Des enseignantes moins présentes aux postes à responsabilité

Il existe également un déséquilibre en termes de confiance en soi. "Les femmes se sentent souvent moins légitimes, elles osent moins réclamer", affirme Coline Wiatrowski. "Il y a une autocensure des femmes qui vont limiter leur appétence pour les responsabilités, compte tenu de leur charge familiale notamment", abonde Arnaud Dupray.

Un écart qui se répercute dans les prises de postes. "Alors que les femmes sont majoritaires dans l'enseignement, (environ sept enseignants sur dix), ce sont les hommes qui sont plus présents lorsqu'on monte dans la hiérarchie ou dans les responsabilités d'encadrement", explique-t-il.
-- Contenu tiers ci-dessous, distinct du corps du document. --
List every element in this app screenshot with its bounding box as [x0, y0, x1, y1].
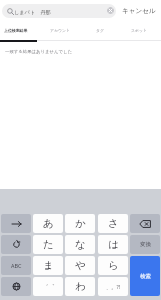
staticText: ら [108, 259, 119, 272]
staticText: 変換 [140, 241, 151, 248]
button[interactable]: Clear text [107, 7, 114, 14]
button[interactable]: な [65, 235, 95, 254]
button[interactable]: か [65, 214, 95, 233]
staticText: キャンセル [122, 7, 156, 15]
button[interactable]: Move cursor right [1, 214, 31, 233]
staticText: さ [108, 217, 119, 230]
staticText: しまパト 丹那 [14, 8, 51, 15]
button[interactable]: しまパト 丹那 [2, 4, 116, 18]
staticText: ゛゜ [42, 283, 55, 291]
staticText: や [75, 259, 86, 272]
staticText: 、。?! [106, 283, 121, 290]
button[interactable]: や [65, 256, 95, 275]
button[interactable]: ゛゜ [33, 277, 63, 296]
staticText: 上位検索結果 [4, 28, 28, 33]
staticText: あ [43, 217, 54, 230]
staticText: な [75, 238, 86, 251]
staticText: わ [75, 280, 86, 293]
staticText: か [75, 217, 86, 230]
button[interactable]: タグ [82, 21, 117, 40]
button[interactable]: Switch keyboard language [1, 277, 31, 296]
button[interactable]: ら [98, 256, 128, 275]
button[interactable]: Backspace [130, 214, 160, 233]
staticText: た [43, 238, 54, 251]
button[interactable]: 変換 [130, 235, 160, 254]
button[interactable]: さ [98, 214, 128, 233]
button[interactable]: アカウント [37, 21, 82, 40]
staticText: ABC [11, 262, 22, 269]
button[interactable]: 、。?! [98, 277, 128, 296]
staticText: アカウント [50, 28, 70, 33]
button[interactable]: スポット [117, 21, 161, 40]
button[interactable]: あ [33, 214, 63, 233]
staticText: は [108, 238, 119, 251]
button[interactable]: ABC [1, 256, 31, 275]
button[interactable]: わ [65, 277, 95, 296]
button[interactable]: は [98, 235, 128, 254]
button[interactable]: Undo [1, 235, 31, 254]
button[interactable]: ま [33, 256, 63, 275]
button[interactable]: キャンセル [117, 0, 161, 21]
button[interactable]: 上位検索結果 [0, 21, 34, 40]
staticText: 一致する結果はありませんでした [5, 49, 72, 55]
button[interactable]: 検索 [130, 256, 160, 296]
button[interactable]: た [33, 235, 63, 254]
staticText: タグ [96, 28, 104, 33]
staticText: スポット [131, 28, 147, 33]
staticText: 検索 [140, 273, 151, 280]
staticText: ま [43, 259, 54, 272]
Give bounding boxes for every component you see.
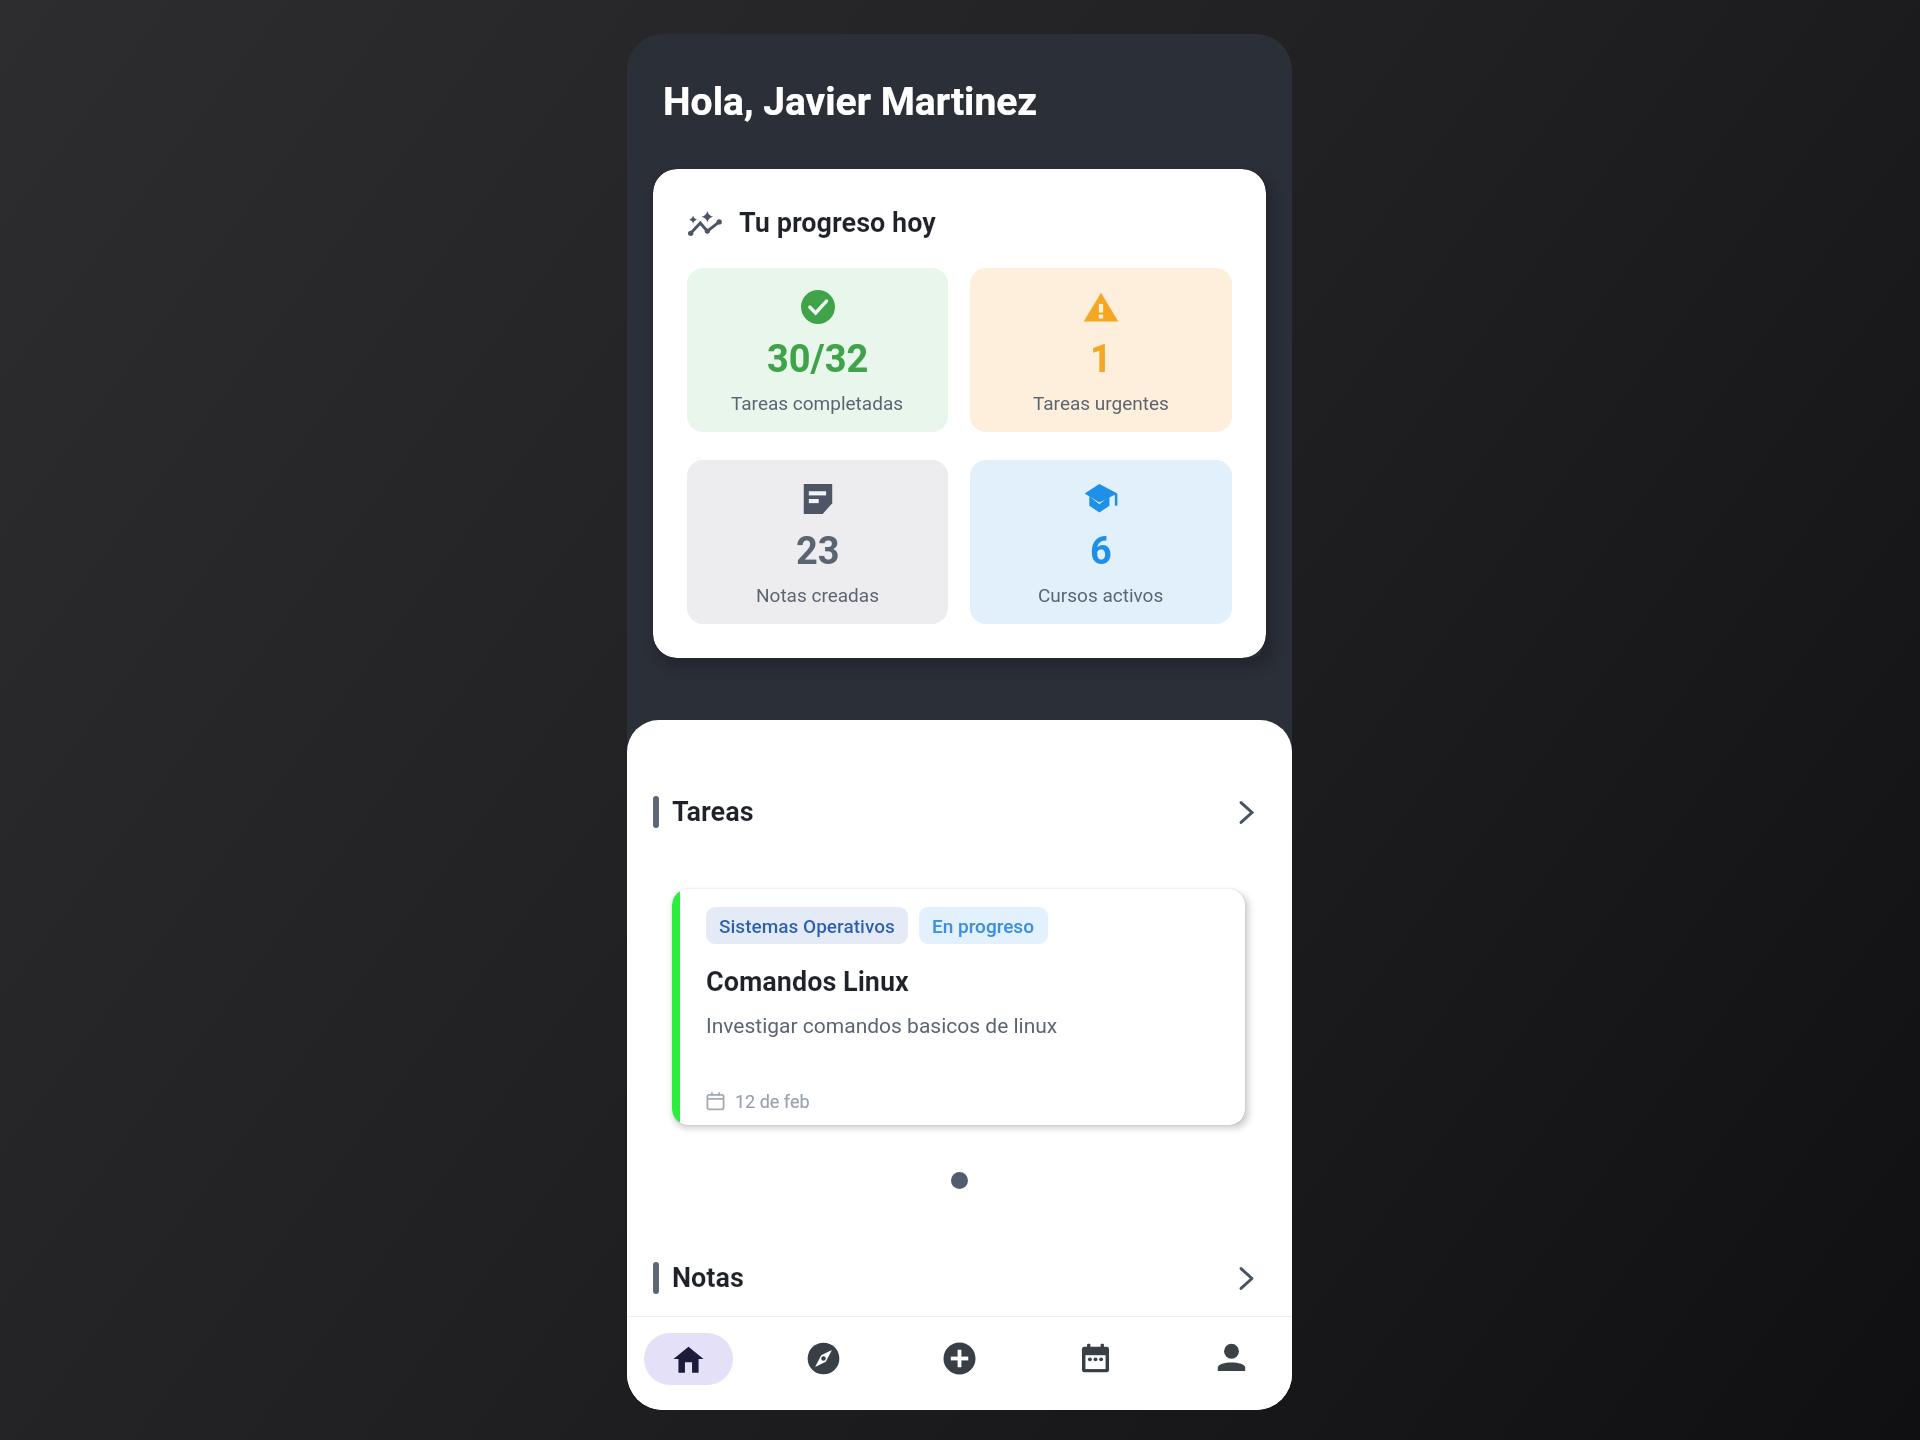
- staticText: 12 de feb: [735, 1091, 810, 1112]
- staticText: 30/32: [767, 337, 869, 382]
- button[interactable]: Sistemas Operativos: [672, 889, 1245, 1125]
- staticText: Tu progreso hoy: [739, 207, 936, 239]
- button[interactable]: 6: [970, 460, 1232, 624]
- button[interactable]: Tareas: [653, 795, 1253, 829]
- button[interactable]: 23: [687, 460, 948, 624]
- staticText: 1: [1090, 337, 1112, 382]
- staticText: Notas: [672, 1262, 744, 1294]
- button[interactable]: Profile: [1163, 1314, 1292, 1403]
- staticText: 23: [796, 529, 840, 574]
- staticText: Investigar comandos basicos de linux: [706, 1014, 1058, 1039]
- staticText: Sistemas Operativos: [719, 915, 895, 937]
- staticText: Tareas urgentes: [1033, 392, 1169, 414]
- staticText: Cursos activos: [1038, 584, 1164, 606]
- staticText: Notas creadas: [756, 584, 879, 606]
- button[interactable]: Home: [644, 1333, 733, 1385]
- staticText: 6: [1090, 529, 1112, 574]
- button[interactable]: Calendar: [1027, 1314, 1163, 1403]
- button[interactable]: Explore: [756, 1314, 891, 1403]
- button[interactable]: 1: [970, 268, 1232, 432]
- staticText: En progreso: [932, 915, 1035, 937]
- button[interactable]: Add: [891, 1314, 1027, 1403]
- button[interactable]: 30/32: [687, 268, 948, 432]
- staticText: Hola, Javier Martinez: [663, 79, 1038, 125]
- staticText: Tareas completadas: [731, 392, 904, 414]
- staticText: Comandos Linux: [706, 966, 909, 998]
- button[interactable]: Notas: [653, 1261, 1253, 1295]
- staticText: Tareas: [672, 796, 754, 828]
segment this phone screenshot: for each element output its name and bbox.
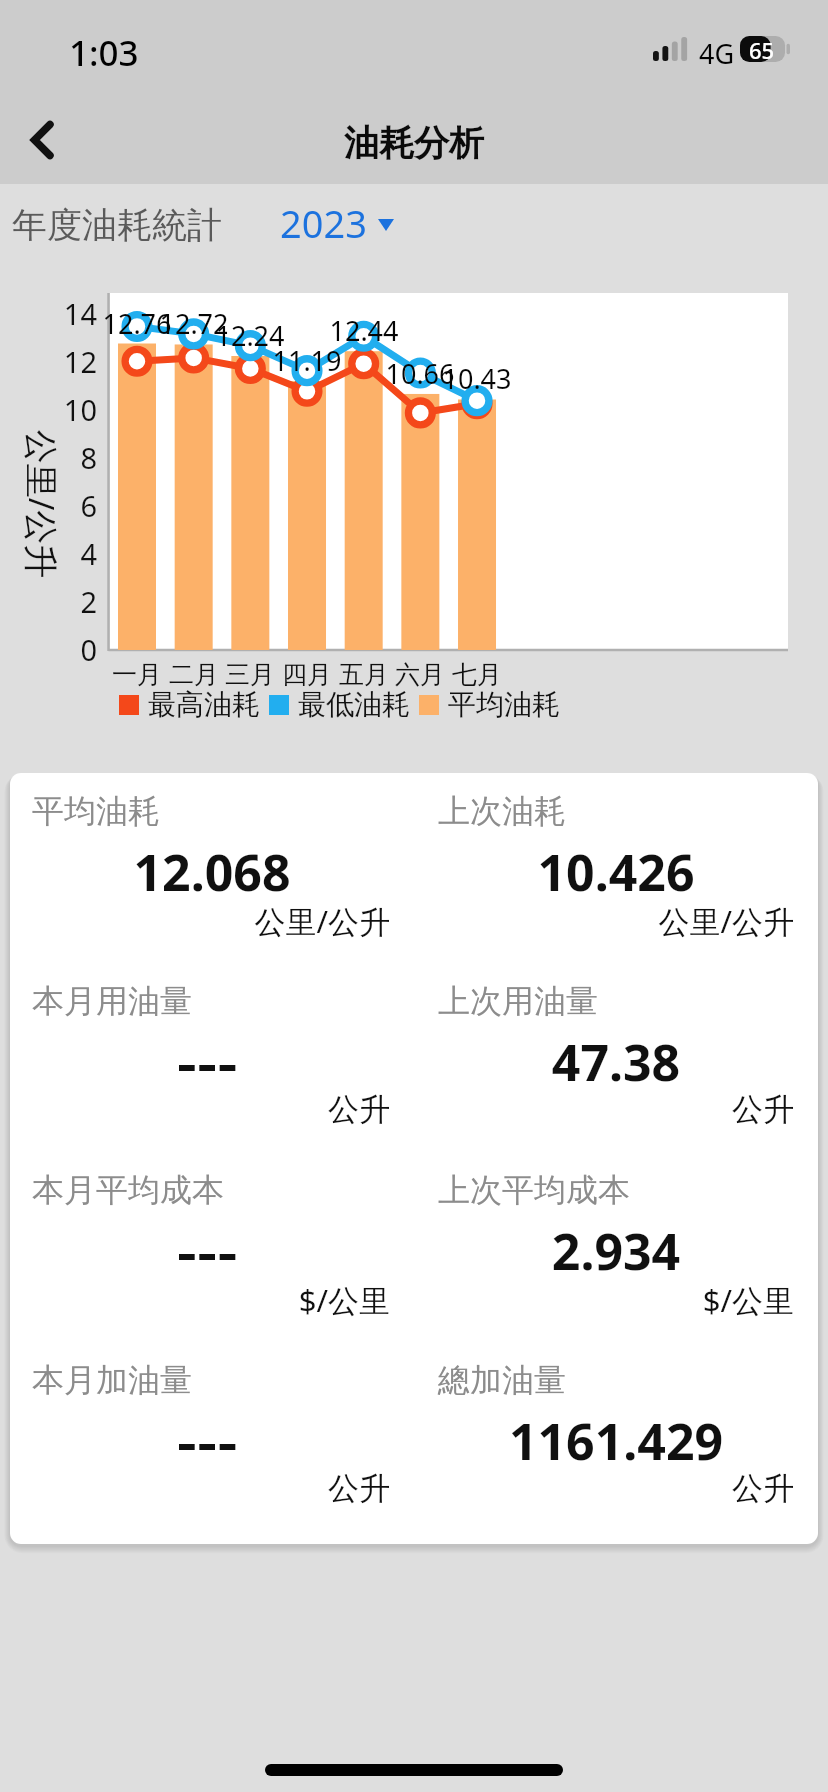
staticText: 五月 <box>319 659 409 690</box>
staticText: 最低油耗 <box>298 687 410 722</box>
staticText: 1:03 <box>69 29 139 77</box>
staticText: 6 <box>37 486 97 525</box>
button[interactable]: 總加油量 <box>414 1358 818 1543</box>
staticText: 4G <box>699 35 735 72</box>
staticText: 14 <box>37 294 97 333</box>
staticText: 公里/公升 <box>10 900 390 942</box>
staticText: 65 <box>749 35 775 61</box>
staticText: 12.76 <box>87 305 187 342</box>
staticText: 12.44 <box>314 312 414 349</box>
staticText: 12.24 <box>200 317 300 354</box>
staticText: 12 <box>37 342 97 381</box>
button[interactable]: 本月平均成本 <box>10 1168 414 1353</box>
staticText: 8 <box>37 438 97 477</box>
staticText: 最高油耗 <box>148 687 260 722</box>
staticText: 12.068 <box>10 838 414 906</box>
staticText: 平均油耗 <box>448 687 560 722</box>
button[interactable]: Back <box>5 104 77 176</box>
staticText: 公里/公升 <box>414 900 794 942</box>
staticText: 四月 <box>262 659 352 690</box>
staticText: 平均油耗 <box>32 791 160 831</box>
staticText: 總加油量 <box>438 1360 566 1400</box>
staticText: 10 <box>37 390 97 429</box>
staticText: 10.66 <box>370 355 470 392</box>
button[interactable]: 上次用油量 <box>414 979 818 1164</box>
staticText: 公升 <box>414 1090 794 1129</box>
button[interactable]: 上次平均成本 <box>414 1168 818 1353</box>
staticText: 上次用油量 <box>438 981 598 1021</box>
button[interactable]: 本月加油量 <box>10 1358 414 1543</box>
staticText: 10.426 <box>414 838 818 906</box>
staticText: 2 <box>37 582 97 621</box>
staticText: 上次油耗 <box>438 791 566 831</box>
staticText: 公里/公升 <box>21 404 65 604</box>
staticText: 六月 <box>375 659 465 690</box>
staticText: 1161.429 <box>414 1407 818 1475</box>
staticText: 本月平均成本 <box>32 1170 224 1210</box>
staticText: 12.72 <box>144 305 244 342</box>
staticText: 公升 <box>414 1469 794 1508</box>
staticText: 三月 <box>205 659 295 690</box>
button[interactable]: 平均油耗 <box>10 789 414 974</box>
staticText: 公升 <box>10 1090 390 1129</box>
button[interactable]: 本月用油量 <box>10 979 414 1164</box>
staticText: 本月用油量 <box>32 981 192 1021</box>
staticText: 2023 <box>280 197 367 249</box>
staticText: 0 <box>37 630 97 669</box>
staticText: 年度油耗統計 <box>12 203 222 247</box>
button[interactable]: 上次油耗 <box>414 789 818 974</box>
staticText: 油耗分析 <box>0 121 828 165</box>
staticText: 10.43 <box>427 360 527 397</box>
staticText: 公升 <box>10 1469 390 1508</box>
staticText: $/公里 <box>10 1279 390 1321</box>
staticText: 本月加油量 <box>32 1360 192 1400</box>
button[interactable]: 2023 <box>280 195 394 255</box>
staticText: 11.19 <box>257 342 357 379</box>
staticText: 47.38 <box>414 1028 818 1096</box>
staticText: 上次平均成本 <box>438 1170 630 1210</box>
staticText: $/公里 <box>414 1279 794 1321</box>
staticText: 一月 <box>92 659 182 690</box>
staticText: 4 <box>37 534 97 573</box>
staticText: 2.934 <box>414 1217 818 1285</box>
staticText: 二月 <box>149 659 239 690</box>
staticText: 七月 <box>432 659 522 690</box>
Des postes à responsabilités également mieux rémunérés.

Un nouveau coup porté à une profession qui n'attire plus ?

La question des revenus semble expliquer en partie le manque de vocation pour le métier d'enseignant. "Outre les conditions de travail et les faibles ressources en personnels d'appui, la rémunération est certainement un facteur, surtout comparé aux évolutions des carrières dans le privé à même niveau de qualification", détaille-t-il.

Se pose le problème d'une forme d'invisibilisation du travail des femmes. "La question du temps de travail ne peut pas se déconnecter de celle des inégalités de genre", estime Maud Valegeas. D'autant qu'en période d'inflation, nombreuses seront celles qui accepteront ces missions pour sauvegarder leur pouvoir d'achat.